Researchers from Yale University have developed a nanodevice which combines both mechanical and optical forces at the nanoscale. Scientists have used lasers to control molecular vibrations since the 1980’s with the purpose of observing molecules “undisturbed” in their environment. The device that the Yale researchers developed is called a light-driven nanoresonator, and in the future it could also be used as a sensitive chemical detector.

The nanodevice uses the same laser technique that stops molecular vibrations, only that it uses its nanoscale optical force to control integrated circuits. This could have serious implications in the world of electronics as it could lead to fast and low-power optical chips, and as you probably noticed, it could replace transistors in electronic circuits.

Optical chips use light, not electrons, to transport data therefore it should be faster and more power-efficient than conventional integrated circuits. However, these chips also have integrated electrical elements called modulators which convert light into electrons and then back again.

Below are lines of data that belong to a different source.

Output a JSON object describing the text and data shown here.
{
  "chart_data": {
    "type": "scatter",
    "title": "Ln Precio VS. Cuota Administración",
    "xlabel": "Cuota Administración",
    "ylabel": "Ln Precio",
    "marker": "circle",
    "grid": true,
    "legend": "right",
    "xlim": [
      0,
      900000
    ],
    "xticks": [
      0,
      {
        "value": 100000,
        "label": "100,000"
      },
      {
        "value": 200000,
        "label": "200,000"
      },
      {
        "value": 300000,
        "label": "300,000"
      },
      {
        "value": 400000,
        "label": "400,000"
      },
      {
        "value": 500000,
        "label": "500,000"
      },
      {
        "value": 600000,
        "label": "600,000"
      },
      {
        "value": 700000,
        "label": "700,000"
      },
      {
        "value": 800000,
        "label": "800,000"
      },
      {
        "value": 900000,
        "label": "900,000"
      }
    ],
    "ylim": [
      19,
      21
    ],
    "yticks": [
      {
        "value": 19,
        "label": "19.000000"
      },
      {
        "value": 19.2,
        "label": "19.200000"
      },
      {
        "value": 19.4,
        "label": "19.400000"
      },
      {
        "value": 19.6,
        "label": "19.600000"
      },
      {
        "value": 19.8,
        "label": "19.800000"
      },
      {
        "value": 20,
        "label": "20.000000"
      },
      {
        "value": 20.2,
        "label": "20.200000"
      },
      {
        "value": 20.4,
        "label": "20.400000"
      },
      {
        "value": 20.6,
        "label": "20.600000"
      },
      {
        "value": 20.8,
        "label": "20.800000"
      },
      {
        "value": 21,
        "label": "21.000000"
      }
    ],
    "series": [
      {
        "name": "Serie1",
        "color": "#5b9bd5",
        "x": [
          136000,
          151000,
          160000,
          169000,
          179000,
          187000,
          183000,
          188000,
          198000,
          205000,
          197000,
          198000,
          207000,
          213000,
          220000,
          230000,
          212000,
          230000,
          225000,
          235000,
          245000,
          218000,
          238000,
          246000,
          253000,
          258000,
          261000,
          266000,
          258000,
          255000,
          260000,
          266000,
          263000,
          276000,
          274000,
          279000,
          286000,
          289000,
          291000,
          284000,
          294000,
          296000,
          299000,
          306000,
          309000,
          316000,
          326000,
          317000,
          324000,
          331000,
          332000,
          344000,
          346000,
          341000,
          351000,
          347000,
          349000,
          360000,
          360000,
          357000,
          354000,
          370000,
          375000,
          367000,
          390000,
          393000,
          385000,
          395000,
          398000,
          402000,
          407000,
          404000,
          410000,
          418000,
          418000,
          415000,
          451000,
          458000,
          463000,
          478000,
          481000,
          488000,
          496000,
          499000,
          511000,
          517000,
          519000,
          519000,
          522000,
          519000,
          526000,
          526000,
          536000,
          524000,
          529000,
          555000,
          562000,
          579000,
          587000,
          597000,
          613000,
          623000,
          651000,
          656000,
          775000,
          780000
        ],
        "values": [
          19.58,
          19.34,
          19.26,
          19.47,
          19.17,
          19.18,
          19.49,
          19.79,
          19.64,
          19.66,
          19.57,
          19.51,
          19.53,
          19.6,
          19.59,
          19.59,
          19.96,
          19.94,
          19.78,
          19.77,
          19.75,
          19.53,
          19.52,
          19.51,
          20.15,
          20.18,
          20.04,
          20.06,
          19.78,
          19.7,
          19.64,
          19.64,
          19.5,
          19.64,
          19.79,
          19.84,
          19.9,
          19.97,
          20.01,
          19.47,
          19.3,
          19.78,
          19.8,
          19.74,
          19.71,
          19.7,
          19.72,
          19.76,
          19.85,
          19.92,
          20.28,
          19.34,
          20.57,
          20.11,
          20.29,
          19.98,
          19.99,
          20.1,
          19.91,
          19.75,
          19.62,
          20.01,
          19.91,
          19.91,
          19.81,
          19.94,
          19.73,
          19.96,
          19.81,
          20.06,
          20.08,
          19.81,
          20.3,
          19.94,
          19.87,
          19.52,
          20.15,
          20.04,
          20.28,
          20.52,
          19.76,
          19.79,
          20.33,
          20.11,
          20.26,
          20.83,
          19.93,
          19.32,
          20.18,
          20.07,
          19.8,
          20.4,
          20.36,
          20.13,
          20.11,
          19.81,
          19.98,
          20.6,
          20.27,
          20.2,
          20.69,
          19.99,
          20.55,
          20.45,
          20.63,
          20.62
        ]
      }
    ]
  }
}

Due to their “actions”, the modulators make optical chips slower and less power-efficient.

According to Hong Tang, leader of the team from Yale University, they have developed a nanodevice which uses light and not electrons to encode data. The researchers built a simple optical chip, then they pickled a small part of the waveguide (a thin silicon road which allows the photon to travel on it) into a 500nm wide bar. The resulting silicon wave has two functions, to carry and modulate the optical signal.

In order to test it, the researchers sent a light-signal into the integrated circuit, then they exposed the nano-optical modulator to laser-light that caused vertical and horizontal oscillations. These oscillations are responsible for modulating the speed of the light which travels through the beam, which is a clear proof that there is optical force in an integrated circuit. The Yale researchers are the first to demonstrate and to apply it on a working device. Also, the team showed that arrays of hundreds of resonators can be created on a single optical chip.

“The light force can be put to real use,” said Tang.

The circuit that the Yale researchers discovered was welcomed by other scientists, and James Hone, a mechanical-engineering professor at the Columbia University, said that this “represents a technical breakthrough.”

“It opens up a new way to make opto-mechanical switches that can reroute one optical signal using another,” added Hone.

Also, according to Hone, these technology could lead to “very sensitive chemical sensors,” however, the Yale researchers didn’t demonstrate this yet. This is only the beginning and this type of nanodevice is years away. There is still needed to prove its mechanical properties, and these chips have to be compatible with conventional semiconductor processing. Well, it’s a great start and it would be great to have faster and more efficient optical chips.